Muitos dos jovens ingénuos que saem às ruas contra Lula e o PT, revoltam-se
contra o que aconteceu com Marielle. Em dois espetáculos recentes eu gritei
"Lula livre" e as plateias dividiram-se entre aplausos (imediatos) e
vaias (retardadas, mas duradouras); quando eu disse "Marielle vive" o
longo aplauso foi unânime.
Tropicalismo
faz 50 anos, mais atual do que nunca
Há 50 anos, um grupo multicolor de jovens
brasileiros cabeludos, excessivo, às vezes debochado, derrubou os muros que
separavam o luxo do lixo através do disco Tropicália ou Panis et Circencis, o
manifesto definitivo do tropicalismo, movimento que reuniu música pop e
concretismo, guitarra elétrica e berimbau, brega e psicadélico, muita criação e
nenhum preconceito.
"A tropicália rompeu com a separação radical
entre o erudito e o popular, representou a libertação de todas as
possibilidades na música brasileira", resumiu o poeta e compositor Antônio
Cícero. "Os tropicalistas buscavam uma cena que fosse um pouco mais
aberta, com menos preconceitos e mais liberdade de criação. Não existia uma
forma tropicalista de fazer música, existiam várias, do rock à música caipira,
da marcha ao baião", afirmou Carlos Calado, autor do livro Tropicalia - A
História de Uma Revolução Musical.
Quando nasce o tropicalismo? Muitos, incluindo
Caetano Veloso, talvez o seu expoente, consideram o 21 de outubro de 1967 (ler
entrevista à esquerda), quando meio Brasil parou para assistir na TV Record à
terceira edição do Festival de Música Popular Brasileira, um fenómeno de
popularidade na época, ao jeito do Festival da Canção português. Entre os
concorrentes, Edu Lobo, que venceria com a canção Ponteio, Chico Buarque, cuja
Roda Viva foi terceira classificada, Roberto Carlos, Elis Regina e outros
astros em embrião. Mas foram a segunda e a quarta classificadas, Domingo no
Parque, de Gilberto Gil, e Alegria, Alegria, de Caetano, que tiveram o
privilégio de lançar as bases para um movimento.

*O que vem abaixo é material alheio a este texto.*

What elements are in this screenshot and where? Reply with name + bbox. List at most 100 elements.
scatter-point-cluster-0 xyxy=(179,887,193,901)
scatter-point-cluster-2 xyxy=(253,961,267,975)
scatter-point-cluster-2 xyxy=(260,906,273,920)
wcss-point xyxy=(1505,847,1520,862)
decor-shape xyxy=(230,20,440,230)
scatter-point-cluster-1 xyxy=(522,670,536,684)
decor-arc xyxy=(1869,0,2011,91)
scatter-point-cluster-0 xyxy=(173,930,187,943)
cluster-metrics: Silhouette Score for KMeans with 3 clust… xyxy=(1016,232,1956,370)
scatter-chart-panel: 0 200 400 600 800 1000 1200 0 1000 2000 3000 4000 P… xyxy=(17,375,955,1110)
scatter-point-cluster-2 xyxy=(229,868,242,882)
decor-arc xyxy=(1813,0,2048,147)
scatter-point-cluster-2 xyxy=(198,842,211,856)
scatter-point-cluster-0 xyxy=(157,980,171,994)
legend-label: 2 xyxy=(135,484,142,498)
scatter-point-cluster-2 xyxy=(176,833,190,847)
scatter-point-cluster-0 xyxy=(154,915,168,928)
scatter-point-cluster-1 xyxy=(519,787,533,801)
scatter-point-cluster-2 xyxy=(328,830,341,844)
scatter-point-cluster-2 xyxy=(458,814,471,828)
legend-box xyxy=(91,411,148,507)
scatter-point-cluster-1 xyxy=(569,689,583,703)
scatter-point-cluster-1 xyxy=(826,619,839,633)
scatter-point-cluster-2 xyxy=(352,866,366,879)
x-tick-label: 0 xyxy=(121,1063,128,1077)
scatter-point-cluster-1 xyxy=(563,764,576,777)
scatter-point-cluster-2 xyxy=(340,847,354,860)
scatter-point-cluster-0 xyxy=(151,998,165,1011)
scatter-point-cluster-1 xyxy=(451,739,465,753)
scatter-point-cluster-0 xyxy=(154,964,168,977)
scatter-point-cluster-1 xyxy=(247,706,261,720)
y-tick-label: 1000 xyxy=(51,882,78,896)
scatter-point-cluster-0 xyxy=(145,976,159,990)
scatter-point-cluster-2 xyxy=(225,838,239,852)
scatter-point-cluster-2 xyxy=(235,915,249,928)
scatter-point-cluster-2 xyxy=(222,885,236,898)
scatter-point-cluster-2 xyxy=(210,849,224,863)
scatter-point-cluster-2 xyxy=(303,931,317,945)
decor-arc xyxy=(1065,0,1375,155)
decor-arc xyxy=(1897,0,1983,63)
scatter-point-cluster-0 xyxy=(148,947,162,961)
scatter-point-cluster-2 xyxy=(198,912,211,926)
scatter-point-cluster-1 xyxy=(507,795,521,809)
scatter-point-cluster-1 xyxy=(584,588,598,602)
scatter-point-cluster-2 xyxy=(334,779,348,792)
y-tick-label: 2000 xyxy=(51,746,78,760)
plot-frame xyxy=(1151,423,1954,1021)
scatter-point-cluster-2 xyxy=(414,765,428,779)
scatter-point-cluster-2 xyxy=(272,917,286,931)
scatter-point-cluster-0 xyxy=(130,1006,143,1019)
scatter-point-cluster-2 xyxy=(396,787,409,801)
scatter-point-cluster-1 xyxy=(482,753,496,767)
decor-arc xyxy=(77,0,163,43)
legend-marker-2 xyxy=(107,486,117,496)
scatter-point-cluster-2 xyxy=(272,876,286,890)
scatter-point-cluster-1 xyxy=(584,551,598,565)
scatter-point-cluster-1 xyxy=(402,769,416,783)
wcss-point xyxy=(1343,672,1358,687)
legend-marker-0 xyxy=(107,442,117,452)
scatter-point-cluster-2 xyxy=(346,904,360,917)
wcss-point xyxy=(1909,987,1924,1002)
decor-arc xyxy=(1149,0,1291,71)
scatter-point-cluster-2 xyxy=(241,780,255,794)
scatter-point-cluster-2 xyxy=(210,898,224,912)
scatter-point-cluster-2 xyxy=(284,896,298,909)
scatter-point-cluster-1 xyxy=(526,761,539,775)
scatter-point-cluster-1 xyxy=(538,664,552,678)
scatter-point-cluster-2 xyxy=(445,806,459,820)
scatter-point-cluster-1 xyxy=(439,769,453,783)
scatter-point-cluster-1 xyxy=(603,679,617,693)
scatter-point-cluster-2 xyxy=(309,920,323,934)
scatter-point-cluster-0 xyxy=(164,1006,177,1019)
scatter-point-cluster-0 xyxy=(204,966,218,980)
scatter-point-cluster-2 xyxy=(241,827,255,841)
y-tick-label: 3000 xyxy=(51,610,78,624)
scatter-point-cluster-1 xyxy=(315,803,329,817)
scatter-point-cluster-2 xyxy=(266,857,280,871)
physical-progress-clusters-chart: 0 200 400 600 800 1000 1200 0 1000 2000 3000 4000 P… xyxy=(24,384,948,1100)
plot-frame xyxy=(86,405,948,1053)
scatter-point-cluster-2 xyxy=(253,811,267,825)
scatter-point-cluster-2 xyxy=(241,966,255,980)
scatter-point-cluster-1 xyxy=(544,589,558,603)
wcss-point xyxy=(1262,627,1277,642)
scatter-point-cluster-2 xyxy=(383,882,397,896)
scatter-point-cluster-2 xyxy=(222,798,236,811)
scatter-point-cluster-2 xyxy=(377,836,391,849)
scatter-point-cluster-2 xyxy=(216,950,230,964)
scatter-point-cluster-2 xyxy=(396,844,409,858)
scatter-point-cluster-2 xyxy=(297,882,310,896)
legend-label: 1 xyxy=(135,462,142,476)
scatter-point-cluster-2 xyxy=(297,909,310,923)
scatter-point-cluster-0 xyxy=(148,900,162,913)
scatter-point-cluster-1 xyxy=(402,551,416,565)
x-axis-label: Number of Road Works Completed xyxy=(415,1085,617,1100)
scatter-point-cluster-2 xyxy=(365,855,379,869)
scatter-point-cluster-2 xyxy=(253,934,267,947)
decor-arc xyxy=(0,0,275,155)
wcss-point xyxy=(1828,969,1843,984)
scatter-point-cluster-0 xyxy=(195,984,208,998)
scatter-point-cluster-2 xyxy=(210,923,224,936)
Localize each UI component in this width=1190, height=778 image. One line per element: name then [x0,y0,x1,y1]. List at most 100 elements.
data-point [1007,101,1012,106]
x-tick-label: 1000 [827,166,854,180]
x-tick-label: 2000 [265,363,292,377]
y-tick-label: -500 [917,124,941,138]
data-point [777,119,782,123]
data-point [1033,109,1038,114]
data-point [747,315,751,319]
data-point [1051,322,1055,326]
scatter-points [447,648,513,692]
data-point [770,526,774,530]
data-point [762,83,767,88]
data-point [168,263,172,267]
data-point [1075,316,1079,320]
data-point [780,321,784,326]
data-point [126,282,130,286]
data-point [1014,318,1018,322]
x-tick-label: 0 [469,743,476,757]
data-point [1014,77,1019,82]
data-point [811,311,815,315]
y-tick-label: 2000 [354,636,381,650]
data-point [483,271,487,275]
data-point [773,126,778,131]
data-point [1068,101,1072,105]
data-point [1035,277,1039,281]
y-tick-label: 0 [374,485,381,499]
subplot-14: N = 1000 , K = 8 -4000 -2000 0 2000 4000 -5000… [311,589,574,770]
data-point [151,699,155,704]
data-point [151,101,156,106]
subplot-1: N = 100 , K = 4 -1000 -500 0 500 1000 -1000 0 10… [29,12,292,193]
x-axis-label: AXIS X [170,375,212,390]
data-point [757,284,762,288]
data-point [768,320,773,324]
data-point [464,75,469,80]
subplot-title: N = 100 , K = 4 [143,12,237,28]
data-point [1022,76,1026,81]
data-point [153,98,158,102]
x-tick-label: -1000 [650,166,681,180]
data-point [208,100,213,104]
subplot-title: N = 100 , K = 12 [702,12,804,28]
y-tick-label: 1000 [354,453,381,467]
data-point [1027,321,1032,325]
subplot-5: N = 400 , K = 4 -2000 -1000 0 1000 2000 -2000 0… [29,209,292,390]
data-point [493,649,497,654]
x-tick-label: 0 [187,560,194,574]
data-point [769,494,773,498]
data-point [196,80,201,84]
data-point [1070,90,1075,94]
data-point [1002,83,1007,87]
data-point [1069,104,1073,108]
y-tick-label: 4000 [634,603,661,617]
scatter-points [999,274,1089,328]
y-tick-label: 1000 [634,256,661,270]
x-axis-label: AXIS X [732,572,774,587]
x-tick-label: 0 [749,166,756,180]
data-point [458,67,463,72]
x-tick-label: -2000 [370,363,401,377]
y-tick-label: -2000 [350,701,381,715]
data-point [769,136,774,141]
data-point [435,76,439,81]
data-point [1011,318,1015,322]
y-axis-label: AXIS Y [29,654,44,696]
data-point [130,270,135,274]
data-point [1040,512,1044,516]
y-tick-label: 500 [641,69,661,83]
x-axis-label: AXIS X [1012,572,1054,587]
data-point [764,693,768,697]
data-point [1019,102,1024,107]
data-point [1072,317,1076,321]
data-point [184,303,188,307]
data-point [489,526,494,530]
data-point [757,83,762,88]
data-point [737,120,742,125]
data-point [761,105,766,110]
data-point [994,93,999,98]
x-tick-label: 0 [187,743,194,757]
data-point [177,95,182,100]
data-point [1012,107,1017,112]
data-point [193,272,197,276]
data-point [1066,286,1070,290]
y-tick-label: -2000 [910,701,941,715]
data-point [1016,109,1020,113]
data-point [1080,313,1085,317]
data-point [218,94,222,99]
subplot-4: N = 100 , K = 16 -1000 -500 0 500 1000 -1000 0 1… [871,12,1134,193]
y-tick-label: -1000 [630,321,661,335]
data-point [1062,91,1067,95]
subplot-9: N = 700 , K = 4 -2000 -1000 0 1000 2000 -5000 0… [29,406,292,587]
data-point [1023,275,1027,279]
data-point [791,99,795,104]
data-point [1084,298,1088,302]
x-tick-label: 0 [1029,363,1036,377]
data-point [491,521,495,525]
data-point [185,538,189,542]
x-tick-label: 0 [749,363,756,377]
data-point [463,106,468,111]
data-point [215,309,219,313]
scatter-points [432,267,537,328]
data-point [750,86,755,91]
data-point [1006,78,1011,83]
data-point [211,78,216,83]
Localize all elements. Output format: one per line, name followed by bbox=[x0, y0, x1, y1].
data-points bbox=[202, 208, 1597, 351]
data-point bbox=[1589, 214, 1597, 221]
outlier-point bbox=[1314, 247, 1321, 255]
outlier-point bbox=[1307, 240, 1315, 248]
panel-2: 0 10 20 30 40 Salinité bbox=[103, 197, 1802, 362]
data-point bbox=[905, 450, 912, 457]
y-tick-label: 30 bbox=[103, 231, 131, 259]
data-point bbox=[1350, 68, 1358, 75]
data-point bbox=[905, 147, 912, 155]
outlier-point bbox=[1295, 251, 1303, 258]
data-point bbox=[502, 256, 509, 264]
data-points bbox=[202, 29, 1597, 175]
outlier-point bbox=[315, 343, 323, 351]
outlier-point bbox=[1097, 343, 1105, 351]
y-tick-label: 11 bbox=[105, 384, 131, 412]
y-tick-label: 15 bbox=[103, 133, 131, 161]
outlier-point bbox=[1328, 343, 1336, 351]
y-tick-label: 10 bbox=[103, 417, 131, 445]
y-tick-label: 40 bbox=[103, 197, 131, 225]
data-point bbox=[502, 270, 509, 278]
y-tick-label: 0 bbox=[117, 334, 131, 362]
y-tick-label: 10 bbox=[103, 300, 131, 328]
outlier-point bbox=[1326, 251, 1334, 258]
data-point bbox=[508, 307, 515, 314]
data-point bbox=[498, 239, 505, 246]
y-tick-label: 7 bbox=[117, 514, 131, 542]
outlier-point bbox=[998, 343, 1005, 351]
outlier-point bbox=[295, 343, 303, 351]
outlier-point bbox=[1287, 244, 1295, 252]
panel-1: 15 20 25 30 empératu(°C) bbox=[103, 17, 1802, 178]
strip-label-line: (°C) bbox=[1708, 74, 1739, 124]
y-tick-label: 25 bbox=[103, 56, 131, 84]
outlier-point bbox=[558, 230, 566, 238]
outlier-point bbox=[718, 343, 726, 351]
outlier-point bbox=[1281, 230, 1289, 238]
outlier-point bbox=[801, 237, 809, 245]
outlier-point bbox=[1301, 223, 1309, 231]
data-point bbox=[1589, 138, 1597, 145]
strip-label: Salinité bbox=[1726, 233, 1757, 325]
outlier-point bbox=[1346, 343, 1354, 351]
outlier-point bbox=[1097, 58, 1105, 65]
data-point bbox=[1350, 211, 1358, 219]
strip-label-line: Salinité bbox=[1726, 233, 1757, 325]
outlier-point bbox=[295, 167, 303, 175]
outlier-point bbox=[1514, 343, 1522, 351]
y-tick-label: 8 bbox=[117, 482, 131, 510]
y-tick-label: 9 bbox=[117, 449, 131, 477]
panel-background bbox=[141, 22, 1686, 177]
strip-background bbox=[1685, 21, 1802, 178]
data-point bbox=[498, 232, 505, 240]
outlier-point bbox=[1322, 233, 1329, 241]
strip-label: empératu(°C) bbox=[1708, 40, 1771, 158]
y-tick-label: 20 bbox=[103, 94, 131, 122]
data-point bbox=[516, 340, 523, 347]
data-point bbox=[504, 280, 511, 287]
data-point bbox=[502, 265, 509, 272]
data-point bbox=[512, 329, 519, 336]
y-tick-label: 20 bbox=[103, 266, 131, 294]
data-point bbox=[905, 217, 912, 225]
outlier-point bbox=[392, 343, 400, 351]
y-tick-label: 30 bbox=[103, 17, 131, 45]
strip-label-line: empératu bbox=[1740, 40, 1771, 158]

Em fevereiro de 1968, o crítico Nelson Motta
anunciava o nascimento nas páginas do jornal Última Hora: "Um grupo de
cineastas, jornalistas, músicos e intelectuais resolveu fundar um movimento
brasileiro mas com possibilidades de se transformar em escala mundial: o
tropicalismo. Assumir completamente tudo o que a vida dos trópicos pode dar,
sem preconceitos de ordem estática, sem cogitar cafonice ou mau gosto, apenas
vivendo a tropicalidade e o novo universo que ele encerra, ainda
desconhecido." E no rescaldo daquele texto, o poeta Torquato Neto, um dos
integrantes de Tropicália ou Panis et Circensis lançou Tropicalismo para Principiantes,
um breviário do movimento. "Mas a moda não deve pegar e os ídolos
continuarão os mesmos, Beatles, Marylin, Che e Sinatra", lamentava-se.
O movimento, que transcendeu a música, terá
começado antes, defende o professor universitário Frederico Coelho, para quem
"[Hélio] Oiticica já o vinha construindo nas artes plásticas desde os anos
50". Depois, houve a conjuntura propícia nacional e internacional: "A
passagem da euforia desenvolvimentista no país para a ditadura militar e o
Vietname, a Guerra Fria, a arte diagnosticou a crise."